Your starting point for coverage is the coverage you are already achieving on your black box tests. Now, into your test classes add ONLY those test cases that are needed to achieve 100% condition coverage (again, ignoring main()).

Each test must be clearly commented with the reason it is being added (i.e., what coverage point it is addressing). Since the two classes under test are implemented quite differently, it is doubtful that your two test classes will contain the same exact set of tests.

(OLD -- DO NOT DO!) Section 3: White box data flow testing

White box data flow testing is geared towards testing the possible data flows in the program rather than looking at how the code branches (control flow).

Suggested reading:

http://en.wikipedia.org/wiki/Def-use_chain

The heart of dataflow testing/analysis is the def-use chain. A definition of a variable is an assignment to the variable (which "defines" a new value for it), and a use is any use of the variable which accesses its current value. A def-use chain is a def/use pair for a particular variable.

We will write them as "(variable,use-line-num,def-line-num)". An example def-use-chain from IglooScore1.java is (s,40,45), since local variable s is defined (assigned to) on line 40 and used (in the right hand expression) on line 45.

For this section you will create two test classes named "WBDFIS1" and "WBDFIS2".

First, you must document some def-use chains in the two programs.
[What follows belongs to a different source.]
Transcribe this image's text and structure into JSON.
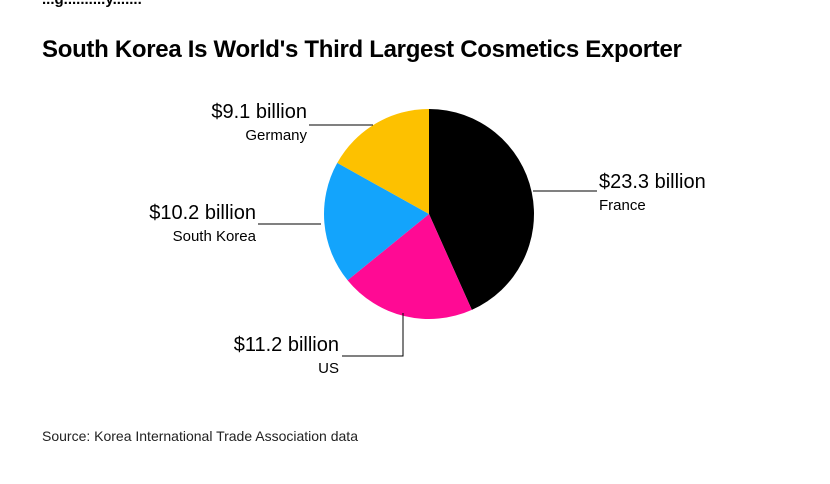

This should be done in a separate text file. You only need to document the def-use chains for the local variables in the "overallScore()" methods, and for the "score2" object data field variable. Also, you should ignore the "main" method entirely. If you believe that any of your documented def-use chains are completely infeasible to execute, mark them as such.

Next create test cases which exercise all possible def-use chains, of the chains you wrote down. As before, you should not create unnecessary tests which do not accomplish anything new. In each test header comment, list the def-use chains that it exercises.